For the uninitiated, the term “acupuncture” may bring to mind visions of needles and pain. But those who have tried it know there is a lot more to the treatment than pokes and pricks — and usually little to no pain.
Acupuncture can benefit patients with various health conditions. According to the World Health Organization, acupuncture can effectively treat over 30 diseases including various pain disorders, nausea and vomiting, morning sickness, allergic rhinitis and more.
While acupuncture has become mainstream as a safe and effective alternative or complementary therapy to Western medicine, it can be intimidating for those trying it for the first time.
Victoria Risovanny, a licensed acupuncturist at the Sewall Healthy Living Center at Sharp Coronado Hospital, shares five things to expect from your first acupuncture visit, to make your experience worry-free and pleasant.
- The first visit is a longer one. Your first acupuncture session may last longer then follow-up sessions because the acupuncturist needs to know details of your medical history. When making an appointment, ask if you can do initial paperwork ahead of time because often it includes a lengthy health questionnaire. Also, bring a list of medications and dietary supplements you are currently taking.
- It will include a pulse and tongue observation. The acupuncturist may ask you to show your tongue and may feel your pulse on both wrists to determine the current state of your internal organs’ health. These traditional Chinese medicine diagnostic tools have been used for thousands of years. Individual acupuncture treatment prescription is based on the results of pulse and tongue observations, in combination with patient symptoms and what is learned from your health history. Tip: Don’t brush your tongue on the day of your acupuncture treatment so the practitioner can see its true presentation.
- Your clothes stay on.
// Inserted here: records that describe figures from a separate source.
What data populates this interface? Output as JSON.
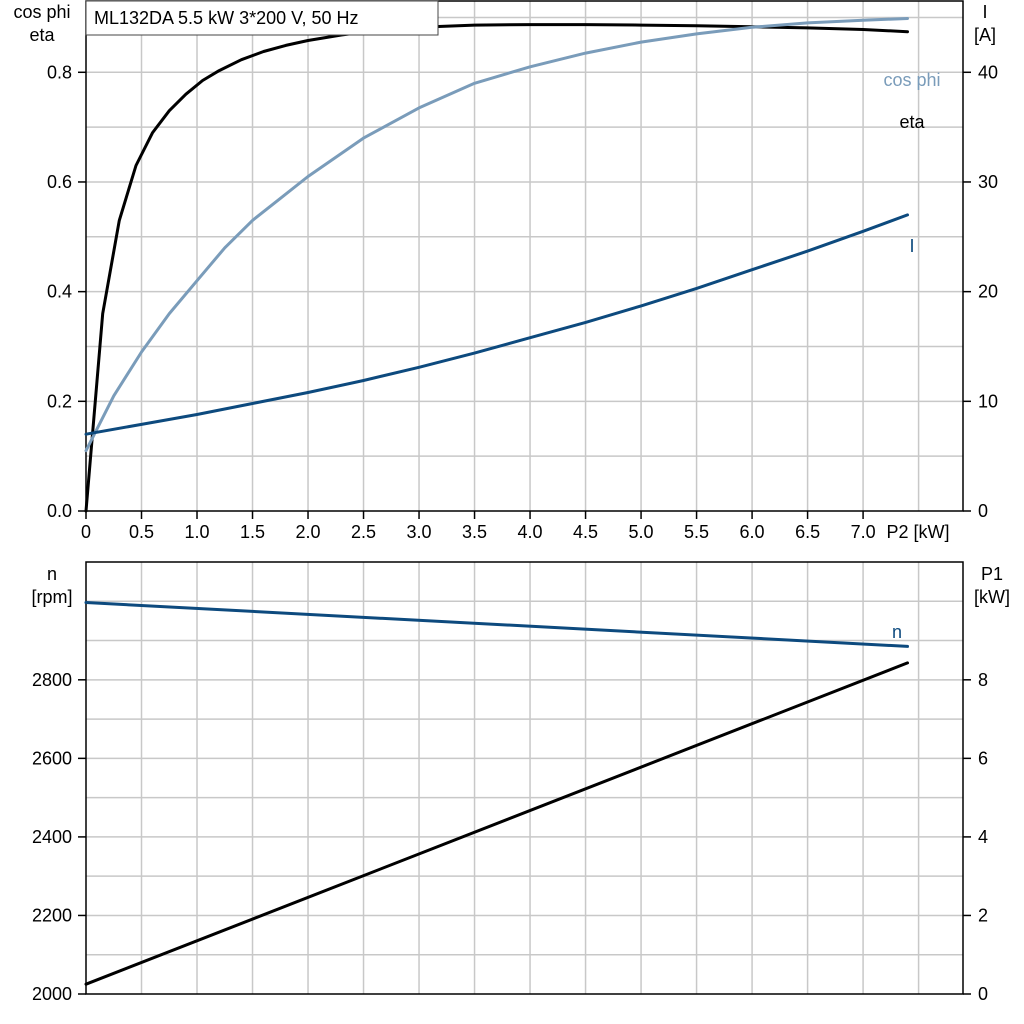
{
  "title": "ML132DA   5.5 kW   3*200 V, 50 Hz",
  "colors": {
    "eta": "#000000",
    "cos_phi": "#7a9cba",
    "current": "#0d4a7e",
    "speed": "#0d4a7e",
    "p1": "#000000",
    "grid": "#c8c8c8"
  },
  "chart_data": [
    {
      "type": "line",
      "title": "ML132DA   5.5 kW   3*200 V, 50 Hz",
      "xlabel": "P2 [kW]",
      "ylabel_left": [
        "cos phi",
        "eta"
      ],
      "ylabel_right": [
        "I",
        "[A]"
      ],
      "xlim": [
        0,
        7.9
      ],
      "xticks": [
        0.0,
        0.5,
        1.0,
        1.5,
        2.0,
        2.5,
        3.0,
        3.5,
        4.0,
        4.5,
        5.0,
        5.5,
        6.0,
        6.5,
        7.0
      ],
      "xtick_labels": [
        "0",
        "0.5",
        "1.0",
        "1.5",
        "2.0",
        "2.5",
        "3.0",
        "3.5",
        "4.0",
        "4.5",
        "5.0",
        "5.5",
        "6.0",
        "6.5",
        "7.0"
      ],
      "ylim_left": [
        0,
        0.93
      ],
      "yticks_left": [
        0.0,
        0.2,
        0.4,
        0.6,
        0.8
      ],
      "ytick_labels_left": [
        "0.0",
        "0.2",
        "0.4",
        "0.6",
        "0.8"
      ],
      "ylim_right": [
        0,
        46.5
      ],
      "yticks_right": [
        0,
        10,
        20,
        30,
        40
      ],
      "ytick_labels_right": [
        "0",
        "10",
        "20",
        "30",
        "40"
      ],
      "grid": true,
      "series": [
        {
          "name": "eta",
          "axis": "left",
          "x": [
            0,
            0.15,
            0.3,
            0.45,
            0.6,
            0.75,
            0.9,
            1.05,
            1.2,
            1.4,
            1.6,
            1.8,
            2.0,
            2.3,
            2.6,
            3.0,
            3.5,
            4.0,
            4.5,
            5.0,
            5.5,
            6.0,
            6.5,
            7.0,
            7.4
          ],
          "y": [
            0.0,
            0.36,
            0.53,
            0.63,
            0.69,
            0.73,
            0.76,
            0.785,
            0.803,
            0.823,
            0.838,
            0.849,
            0.858,
            0.868,
            0.876,
            0.882,
            0.886,
            0.887,
            0.887,
            0.886,
            0.885,
            0.883,
            0.881,
            0.878,
            0.874
          ]
        },
        {
          "name": "cos phi",
          "axis": "left",
          "x": [
            0,
            0.25,
            0.5,
            0.75,
            1.0,
            1.25,
            1.5,
            1.75,
            2.0,
            2.5,
            3.0,
            3.5,
            4.0,
            4.5,
            5.0,
            5.5,
            6.0,
            6.5,
            7.0,
            7.4
          ],
          "y": [
            0.11,
            0.21,
            0.29,
            0.36,
            0.42,
            0.48,
            0.53,
            0.57,
            0.61,
            0.68,
            0.735,
            0.78,
            0.81,
            0.835,
            0.855,
            0.87,
            0.882,
            0.89,
            0.895,
            0.898
          ]
        },
        {
          "name": "I",
          "axis": "right",
          "x": [
            0,
            0.5,
            1.0,
            1.5,
            2.0,
            2.5,
            3.0,
            3.5,
            4.0,
            4.5,
            5.0,
            5.5,
            6.0,
            6.5,
            7.0,
            7.4
          ],
          "y": [
            7.0,
            7.9,
            8.8,
            9.8,
            10.8,
            11.9,
            13.1,
            14.4,
            15.8,
            17.2,
            18.7,
            20.3,
            22.0,
            23.7,
            25.5,
            27.0
          ]
        }
      ]
    },
    {
      "type": "line",
      "xlabel": "",
      "ylabel_left": [
        "n",
        "[rpm]"
      ],
      "ylabel_right": [
        "P1",
        "[kW]"
      ],
      "xlim": [
        0,
        7.9
      ],
      "ylim_left": [
        2000,
        3100
      ],
      "yticks_left": [
        2000,
        2200,
        2400,
        2600,
        2800
      ],
      "ytick_labels_left": [
        "2000",
        "2200",
        "2400",
        "2600",
        "2800"
      ],
      "ylim_right": [
        0,
        11
      ],
      "yticks_right": [
        0,
        2,
        4,
        6,
        8
      ],
      "ytick_labels_right": [
        "0",
        "2",
        "4",
        "6",
        "8"
      ],
      "grid": true,
      "series": [
        {
          "name": "n",
          "axis": "left",
          "x": [
            0,
            7.4
          ],
          "y": [
            2997,
            2885
          ]
        },
        {
          "name": "",
          "axis": "right",
          "x": [
            0,
            7.4
          ],
          "y": [
            0.25,
            8.43
          ]
        }
      ]
    }
  ]
}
Unless asked, you don’t need to remove your clothes to receive acupuncture. Wear loose clothes such as workout clothes so the acupuncturist can easily roll up sleeves and the bottom of pants to reach ankles, knees, wrists and elbows — many acupuncture points are located in this area.
- You may be asked unexpected questions. Acupuncturists often ask questions about sleep (quality of sleep; if you wake up at night and at what time), your bowel movements and urination (frequency, color, if it is painful, etc.). This type of information helps to assess the current state of your health.
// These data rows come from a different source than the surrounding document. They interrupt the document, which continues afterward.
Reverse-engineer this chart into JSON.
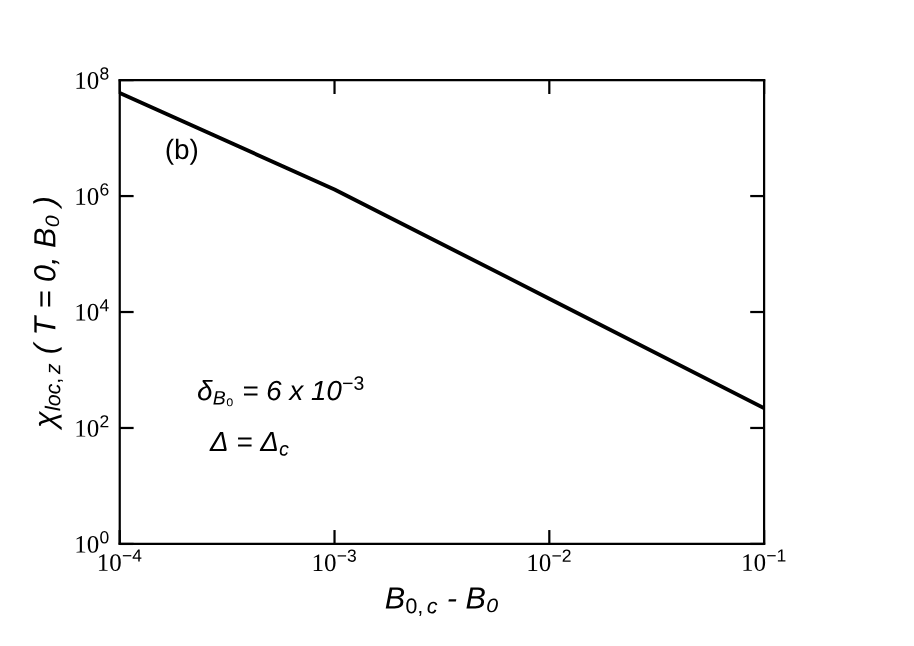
{
  "chart_data": {
    "type": "line",
    "log": "xy",
    "xlabel": "B$_{0,c}$ - B₀",
    "ylabel": "χ$_{loc,z}$ ( T = 0, B₀ )",
    "annotations": [
      "(b)",
      "δ$_{B₀}$ = 6 x 10$^{−3}$",
      "Δ = Δ$_{c}$"
    ],
    "x": [
      0.0001,
      0.001,
      0.01,
      0.1
    ],
    "series": [
      {
        "color": "#000000",
        "values": [
          60000000,
          1300000,
          17000,
          220
        ]
      }
    ],
    "xlim": [
      0.0001,
      0.1
    ],
    "ylim": [
      1,
      100000000
    ],
    "xticks": [
      {
        "value": 0.0001,
        "label": "10$^{−4}$"
      },
      {
        "value": 0.001,
        "label": "10$^{−3}$"
      },
      {
        "value": 0.01,
        "label": "10$^{−2}$"
      },
      {
        "value": 0.1,
        "label": "10$^{−1}$"
      }
    ],
    "yticks": [
      {
        "value": 1,
        "label": "10$^{0}$"
      },
      {
        "value": 100,
        "label": "10$^{2}$"
      },
      {
        "value": 10000,
        "label": "10$^{4}$"
      },
      {
        "value": 1000000,
        "label": "10$^{6}$"
      },
      {
        "value": 100000000,
        "label": "10$^{8}$"
      }
    ],
    "grid": false,
    "marker": "none",
    "line_style": "solid"
  }
}
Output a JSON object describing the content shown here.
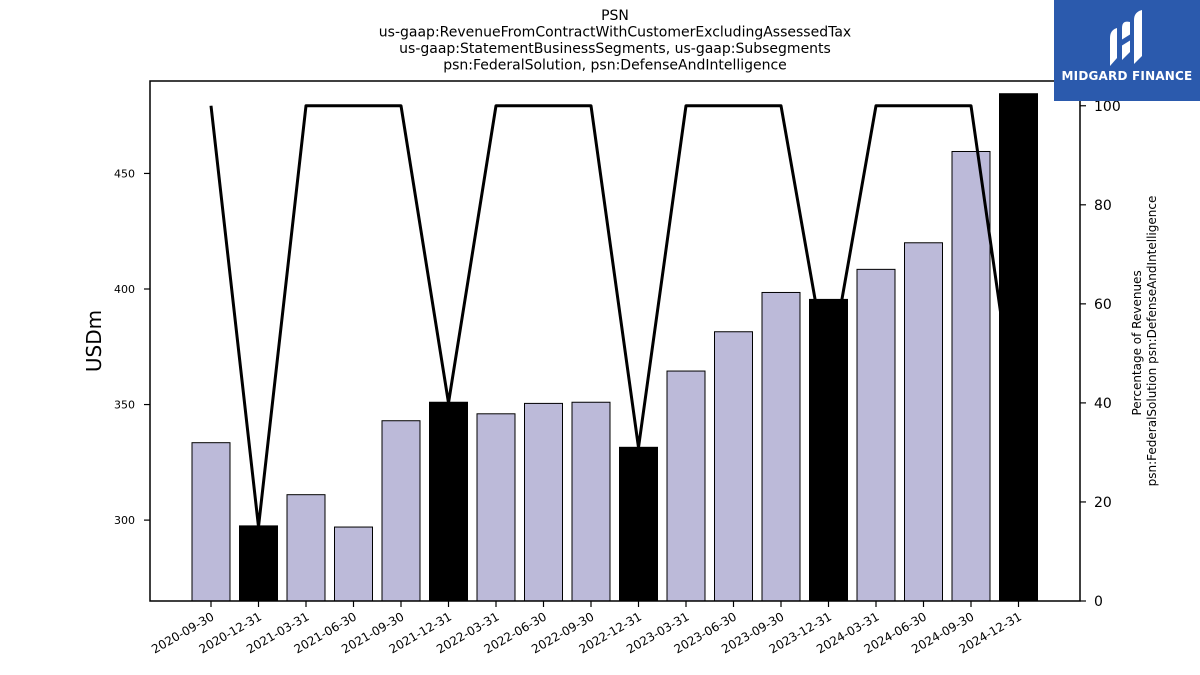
{
  "chart_data": {
    "type": "bar",
    "title_lines": [
      "PSN",
      "us-gaap:RevenueFromContractWithCustomerExcludingAssessedTax",
      "us-gaap:StatementBusinessSegments, us-gaap:Subsegments",
      "psn:FederalSolution, psn:DefenseAndIntelligence"
    ],
    "ylabel": "USDm",
    "ylabel_right": [
      "Percentage of Revenues",
      "psn:FederalSolution psn:DefenseAndIntelligence"
    ],
    "ylim": [
      265,
      490
    ],
    "yticks": [
      300,
      350,
      400,
      450
    ],
    "ylim_right": [
      0,
      105
    ],
    "yticks_right": [
      0,
      20,
      40,
      60,
      80,
      100
    ],
    "categories": [
      "2020-09-30",
      "2020-12-31",
      "2021-03-31",
      "2021-06-30",
      "2021-09-30",
      "2021-12-31",
      "2022-03-31",
      "2022-06-30",
      "2022-09-30",
      "2022-12-31",
      "2023-03-31",
      "2023-06-30",
      "2023-09-30",
      "2023-12-31",
      "2024-03-31",
      "2024-06-30",
      "2024-09-30",
      "2024-12-31"
    ],
    "series": [
      {
        "type": "bar",
        "values": [
          333.5,
          297.5,
          311.0,
          297.0,
          343.0,
          351.0,
          346.0,
          350.5,
          351.0,
          331.5,
          364.5,
          381.5,
          398.5,
          395.5,
          408.5,
          420.0,
          459.5,
          484.5
        ],
        "highlight": [
          false,
          true,
          false,
          false,
          false,
          true,
          false,
          false,
          false,
          true,
          false,
          false,
          false,
          true,
          false,
          false,
          false,
          true
        ]
      },
      {
        "type": "line",
        "axis": "right",
        "values": [
          100,
          15.0,
          100,
          100,
          100,
          40.0,
          100,
          100,
          100,
          31.0,
          100,
          100,
          100,
          45.5,
          100,
          100,
          100,
          33.0
        ]
      }
    ],
    "colors": {
      "bar": "#bcbad9",
      "bar_highlight": "#000000",
      "line": "#000000"
    }
  },
  "logo": {
    "text": "MIDGARD FINANCE",
    "background": "#2b5aad"
  }
}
- Acupuncture is more than just needles. Your acupuncture treatment may include other treatment methods such as cupping, gua sha (scraping), essential oils, massage and ear acupressure. Communicate with your therapist about your preferences, especially if you have never tried these therapies before.
“It’s important to ask us questions,” says Risovanny. “Ask if there is anything you can do at home to support your healing process.”
She adds, “Your acupuncturist may suggest easy dietary changes, stress-relieving techniques or exercise to add to your daily routine to help you achieve your health goals sooner.”